We see it already in Belgium, and Matthias can talk to this much better than I can. We also see the repercussions in Germany, where a three-party coalition is challenged by a really bad election outcome. And that's the fascinating part for all nerds about the European Parliamentary elections; it's incredibly complicated, but the repercussions that it has on politics in Europe, on the domestic level, on the Brussels level is more significant than it has been in the past, though the European Parliamentary elections are not the second order elections that no one really cares about, and people just go there to cast a protest vote. They have become really important elections for the European Union on a Brussels level, but also on a member state level.
LINDSAY:
Matthias, I want to get to the question of what has happened in Belgium, and I want to get back to Liana about specifically how Germans voted. But before we do that, I want to go back to the broader issue of looking at the European Parliamentary elections, because they've always been described to me as elections that happen every five years, and they're a way for voters in national states to express their disagreement or unhappiness with their national governments. So it's mostly a protest vote or has a heavy protest element. Is that still true, or is that a misrepresentation of what's happening in the European Parliamentary elections?
MATTHIJS:
It is true to some extent, right? From that point of view, the European elections were a mixed bag. In France and Germany, there were clear anti-establishment, anti-government voting patterns. I mean, in Germany, a coalition that had 52 percent of the vote less than three years ago now barely makes 31 percent, if you add up Social Democrats, plus Greens, plus FDP. In France, it was disastrous, from the point of view of Macron. But in the two other big EU countries, in Poland and in Italy, these were very good results for both Donald Tusk, who recently became prime minister, who saw his position consolidated, also sees himself strengthened. And definitely for Giorgia Meloni, who let's not forget, her Brothers of Italy party was marginal in the European Parliament, because five years ago, she barely had 6 percent, 7 percent, and just under ten seats, or maybe just ten seats. Now, she's going to twenty-five seats.
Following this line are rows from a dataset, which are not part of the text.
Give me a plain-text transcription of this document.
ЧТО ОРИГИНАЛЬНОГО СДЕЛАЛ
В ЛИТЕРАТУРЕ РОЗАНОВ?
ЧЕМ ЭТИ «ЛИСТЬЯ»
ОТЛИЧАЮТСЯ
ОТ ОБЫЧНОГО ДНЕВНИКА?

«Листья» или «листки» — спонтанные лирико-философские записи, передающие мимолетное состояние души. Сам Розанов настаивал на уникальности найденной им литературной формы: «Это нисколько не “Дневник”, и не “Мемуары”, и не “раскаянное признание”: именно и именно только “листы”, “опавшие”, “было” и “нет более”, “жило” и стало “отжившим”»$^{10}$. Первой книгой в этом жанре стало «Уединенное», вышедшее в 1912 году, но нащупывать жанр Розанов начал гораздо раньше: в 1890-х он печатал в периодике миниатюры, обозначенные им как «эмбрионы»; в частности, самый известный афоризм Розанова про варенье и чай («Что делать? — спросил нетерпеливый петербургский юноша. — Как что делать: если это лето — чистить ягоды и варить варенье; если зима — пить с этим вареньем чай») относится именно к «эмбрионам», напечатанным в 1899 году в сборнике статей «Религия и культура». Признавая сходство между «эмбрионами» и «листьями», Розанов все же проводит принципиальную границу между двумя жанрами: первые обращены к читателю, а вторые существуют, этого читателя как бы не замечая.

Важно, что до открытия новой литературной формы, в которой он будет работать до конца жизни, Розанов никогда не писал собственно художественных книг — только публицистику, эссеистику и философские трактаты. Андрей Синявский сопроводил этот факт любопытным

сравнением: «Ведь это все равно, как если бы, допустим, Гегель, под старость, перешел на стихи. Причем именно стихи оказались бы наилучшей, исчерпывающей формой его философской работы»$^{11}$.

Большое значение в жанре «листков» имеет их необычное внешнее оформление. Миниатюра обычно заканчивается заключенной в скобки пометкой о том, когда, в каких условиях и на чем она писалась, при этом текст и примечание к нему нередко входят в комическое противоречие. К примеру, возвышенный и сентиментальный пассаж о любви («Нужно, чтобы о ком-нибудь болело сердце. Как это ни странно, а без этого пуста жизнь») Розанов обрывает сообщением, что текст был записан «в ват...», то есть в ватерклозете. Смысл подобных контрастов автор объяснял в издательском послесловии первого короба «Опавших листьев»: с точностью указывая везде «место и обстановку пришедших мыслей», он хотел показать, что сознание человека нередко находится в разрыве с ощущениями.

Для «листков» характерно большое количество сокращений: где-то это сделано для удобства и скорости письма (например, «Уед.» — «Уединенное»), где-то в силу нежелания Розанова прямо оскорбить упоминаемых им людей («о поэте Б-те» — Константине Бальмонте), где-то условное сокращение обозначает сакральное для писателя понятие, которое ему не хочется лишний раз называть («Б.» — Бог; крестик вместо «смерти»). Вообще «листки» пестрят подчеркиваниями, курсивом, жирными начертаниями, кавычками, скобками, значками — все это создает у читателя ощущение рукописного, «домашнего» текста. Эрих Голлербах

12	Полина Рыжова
Then, of course, in smaller countries, think Austria, anti-establishment vote was very strong. There, the far-right surged and is in pole position to win the elections this fall. In the Netherlands, you saw some confirmation of the far-right result for Wilders, but at the same time, the center-left did very well. So are these still second-order elections? To some extent, yes. I think EU citizens or national citizens, they feel that they can vote more in protest at these things. Turnout also tends to be much lower in EU elections, even though that kind of downward trend stopped in 2014, with turnout at 51 percent. It's actually slightly higher than five years ago, even though that could just be because the Brits didn't vote this time, because they're no longer in the EU, and their turnout was closer to 40 percent. So I wouldn't get too carried away about this.
But it is undeniable that EU and what the EU does is in people's everyday lives. And so whether it's the environment, whether it's defense vis-à-vis Russia and Ukraine war, whether it's immigration, these are things where the EU is very active in, makes laws, and so people in that sense, the political parties domestically campaign on these issues as well, even though the results tend to somewhat differ from whether elections are purely fought on a national basis.
LINDSAY:
Liana, and I want to return to a point that Matthias made near the beginning of our conversation, and that is the center has held, or at least the center-right has held, that much of the success we see of far-right parties has come at the expense of parties that are left of center. To what extent do you agree with that assessment? And if you do, why is that happening?
FIX:
So I agree with that assessment, and one of the interesting reasons for that is that we have seen there were a lot of concerns about the far-right is taking over Europe a couple of years ago, but what we actually see is that the far-right has adopted policies which are smarter than that: And I exclude the German AfD here, because they are sort of the only exception, but many of the far-right parties in Europe have started to mainstream themselves.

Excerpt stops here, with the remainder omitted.